Lehman Real Estate nears management buyout

One of the largest private equity real estate platforms in the world will become independent of its bankrupt parent company, sister news site PERE has learned.

Lehman Brothers Real Estate will be spun out in a management buyout led by the group’s global heads, Brett Bossung and Mark Newman.

Mark Walsh, the former head of Lehman’s global real estate group and a voting partner in all of Lehman’s private equity real estate funds, is also expected to play a role in the independent firm. During his 20-year career at Lehman Brothers, Walsh oversaw the origination of more than $300 billion of commercial real estate debt and equity transactions.

The buyout will involve the management entity of Lehman Brothers Real Estate, and will see the management of the opportunity real estate vehicles transfer to the newly independent GPs.

The spin-out will not include Lehman’s real estate mezzanine funds, which, according to industry sources, are being eyed by Los Angeles debt investment firm Pacific Coast Capital Partners (PCCP). PCCP was unavailable for comment at press time.

The bankrupt parent company, Lehman Brothers Holdings, will continue to hold a stake in the funds, but, along with the existing limited partners, it will be allowed to reduce its unfunded commitments “significantly”, people familiar with the matter said.

Lehman's former private equity platform was also spun out by mangement, in conjuction with South African billionaire Johann Rupert. Now called Trilantic Capital, the firm is led by Charlie Ayres alongside four fellow former Lehman partners, Danny James, Vittorio Pignatti, Joe Cohen and Javier Banon.

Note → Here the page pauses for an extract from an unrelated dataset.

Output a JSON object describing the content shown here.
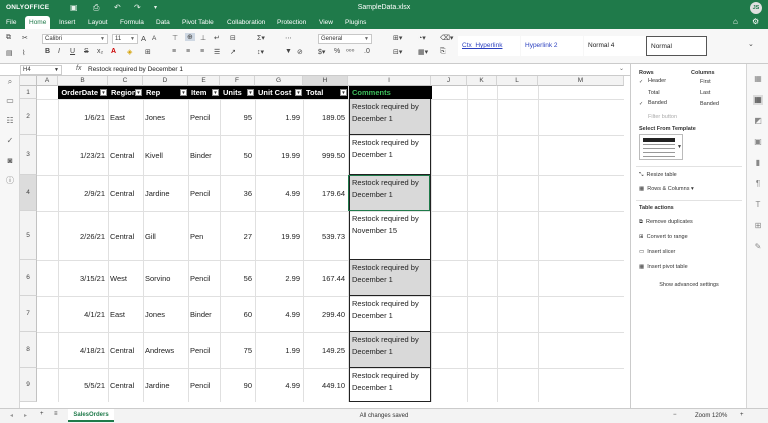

Lehman Brothers Real Estate is among the largest private equity real estate operations in the world. Over the past five years, Lehman Brothers has raised $9.35 billion in equity commitments for its three opportunistic funds, including $2.4 billion for Lehman Brothers Real Estate Partners II, which closed in 2005, and $3.2 billion for the follow-on Fund III, which closed in 2008 – just before the bank filed for bankruptcy in September.